Today, a new object has been put on display at the British Museum: a tablet, light brown, covered in cuneiform script. The piece is approximately 4,000 years old, and approximately the size of a smartphone. It was discovered in modern-day Iraq—ancient Mesopotamia—and, upon deciphering, it seems to tell a story that will be familiar to many: that of a boat that will help a man to survive a flood. It mentions animals, and specifies that they should enter the boat "two by two."
Except the vessel in question isn't a boat—at least, not in the way we tend to think of boats.
The tablet at the British Museum offers instructions (delivered, in this case, from a Mesopotamian god) for building a vessel. It would be made of woven rope, and then reinforced with wooden ribs. It would be coated, to seal it from the water, in bitumen. It would be, in area, two-thirds the size of a soccer field. And it would be ... round.

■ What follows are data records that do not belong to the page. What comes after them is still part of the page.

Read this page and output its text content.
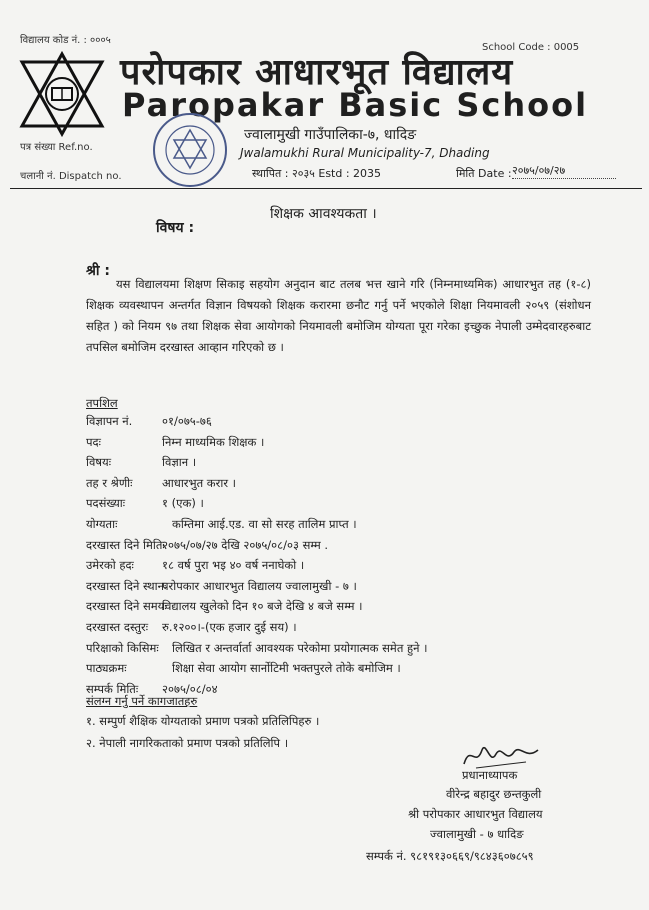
विद्यालय कोड नं. : ०००५
School Code : 0005
परोपकार आधारभूत विद्यालय
Paropakar Basic School
ज्वालामुखी गाउँपालिका-७, धादिङ
Jwalamukhi Rural Municipality-7, Dhading
पत्र संख्या Ref.no.
चलानी नं. Dispatch no.	स्थापित : २०३५ Estd : 2035	मिति Date : २०७५/०७/२७
शिक्षक आवश्यकता ।
विषय :
श्री :
यस विद्यालयमा शिक्षण सिकाइ सहयोग अनुदान बाट तलब भत्त खाने गरि (निम्नमाध्यमिक) आधारभुत तह (१-८) शिक्षक व्यवस्थापन अन्तर्गत विज्ञान विषयको शिक्षक करारमा छनौट गर्नु पर्ने भएकोले शिक्षा नियमावली २०५९ (संशोधन सहित ) को नियम ९७ तथा शिक्षक सेवा आयोगको नियमावली बमोजिम योग्यता पूरा गरेका इच्छुक नेपाली उम्मेदवारहरुबाट तपसिल बमोजिम दरखास्त आव्हान गरिएको छ ।
तपशिल
विज्ञापन नं.	०१/०७५-७६
पदः	निम्न माध्यमिक शिक्षक ।
विषयः	विज्ञान ।
तह र श्रेणीः	आधारभुत करार ।
पदसंख्याः	१ (एक) ।
योग्यताः	कम्तिमा आई.एड. वा सो सरह तालिम प्राप्त ।
दरखास्त दिने मितिः
२०७५/०७/२७ देखि २०७५/०८/०३ सम्म .
उमेरको हदः १८ वर्ष पुरा भइ ४० वर्ष ननाघेको ।
दरखास्त दिने स्थानः
परोपकार आधारभुत विद्यालय ज्वालामुखी - ७ ।
दरखास्त दिने समयः
विद्यालय खुलेको दिन १० बजे देखि ४ बजे सम्म ।
दरखास्त दस्तुरः रु.१२००।-(एक हजार दुई सय) ।
परिक्षाको किसिमः लिखित र अन्तर्वार्ता आवश्यक परेकोमा प्रयोगात्मक समेत हुने ।
पाठ्यक्रमः	शिक्षा सेवा आयोग सार्नोटिमी भक्तपुरले तोके बमोजिम ।
सम्पर्क मितिः २०७५/०८/०४
संलग्न गर्नु पर्ने कागजातहरु
१. सम्पुर्ण शैक्षिक योग्यताको प्रमाण पत्रको प्रतिलिपिहरु ।
२. नेपाली नागरिकताको प्रमाण पत्रको प्रतिलिपि ।
प्रधानाध्यापक
वीरेन्द्र बहादुर छन्तकुली
श्री परोपकार आधारभुत विद्यालय
ज्वालामुखी - ७ धादिङ
सम्पर्क नं. ९८१९१३०६६९/९८४३६०७८५९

The tablet gives instructions, in other words, for building a coracle: a large, round vessel. Coracles look something like this:
The discovery and deciphering of the tablet was done by Irving Finkel, the assistant curator of Middle East exhibits at the British Museum. (A few years ago, a man who had acquired the tablet from his father—who had in turn acquired it from the Middle East after World War II—brought it to him.) "It was really a heart-stopping moment—the discovery that the boat was to be a round boat," Finkel told the AP. "That was a real surprise."